Sedangkan Jerico, cowok itu diam-diam menatap visual Felina di hadapannya. Awalnya terkesan seperti dia sedang melamunkan sesuatu, tetapi kemudian dia menyunggingkan senyum tipisnya, apalagi ketika dia tiba-tiba merasa kalau...

Kalau ternyata Felina secantik itu.

Jika saja Felina memanjangkan rambut dan mau mengurangi sikap barbarnya, Jerico yakin dia akan terlihat menggemaskan.

Tapi tunggu dulu. Kenapa gue mau membayangkan muka dia kalo rambutnya dipanjangin dan sikapnya dibuat feminin?

Loh, Sejak kapan lo jadi perhatian sama penampilan dia?

"Gue punya ide," kata Felina tiba-tiba, sepasang netranya refleks diarahkan ke mata Jerico tetapi dia kaget karena lawan bicaranya telah sedari tadi memusatkan perhatian padanya. Untuk sejenak keduanya sukses dibuat mematung.

"Ide... apa?" tanya Jerico akhirnya dengan nada kikuk, tetapi matanya belum kunjung lepas seakan ada magnet tak tampak yang mengendalikan mereka berdua.

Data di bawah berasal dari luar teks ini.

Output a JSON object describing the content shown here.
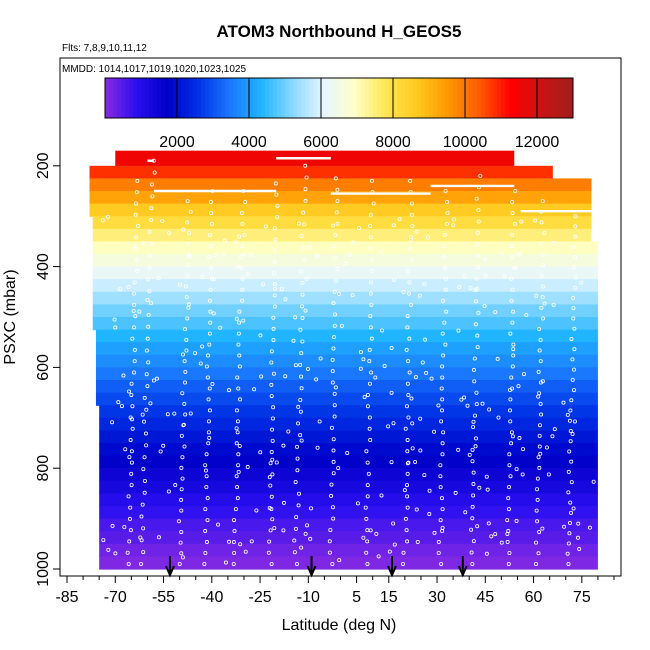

Felina merasa aneh, tentu saja. Apalagi sorot mata Jerico berbeda dari biasanya. Jika biasanya cowok itu menatapnya dengan sorot mata menyebalkan dan terkesan mengintimidasi, kali ini matanya menatap intens.

Sialnya, Felina teringat kata-kata Vesya di kelas tadi.

"Gue doain lo ketiban karmanya biar tau rasa. Hmm... targetnya siapa, ya? Nah, Jerico mungkin bisa jadi kandidat yang tepat. Lo ngebucinin cowok kayak Jerico, bakal ambyar pastinya."

Bulu kuduk Felina meremang secara tiba-tiba setelah mendengar kata-kata Vesya dalam kepalanya. Tidak terima, cewek itu menggeleng-gelengkan kepalanya berkali-kali. Rupanya hal tersebut juga memberikan efek pada Jerico karena dia jadi mawas diri.

"Lo punya ide apa?" tanya Jerico lagi, kali ini nada bicaranya lebih skeptis sembari memasang ekspresi seakan insiden tadi tidak pernah eksis.

"Oh," kata Felina ikut-ikutan. "Hmm... gue mesti ngomong sama Felix, setelah itu baru bisa mutusin apakah ide gue bisa digunakan atau nggak."

"Oke, gue tunggu."

"Hah?"

"Yaaa... lo harus kabari gue. Biar gue tau ide lo apa. Jadi... gue bisa sampaikan ke mama gue."

"Oh. Kabari lo, ya? Oh, oke."

Duo Felina dan Jerico menganggukkan kepala secara bersamaan dan dengan gerakan terpatah, persis seperti robot. Jika saja Vesya si sahabat kurang akhlak berada di sana, mereka pasti sudah jadi bulan-bulanan cewek itu.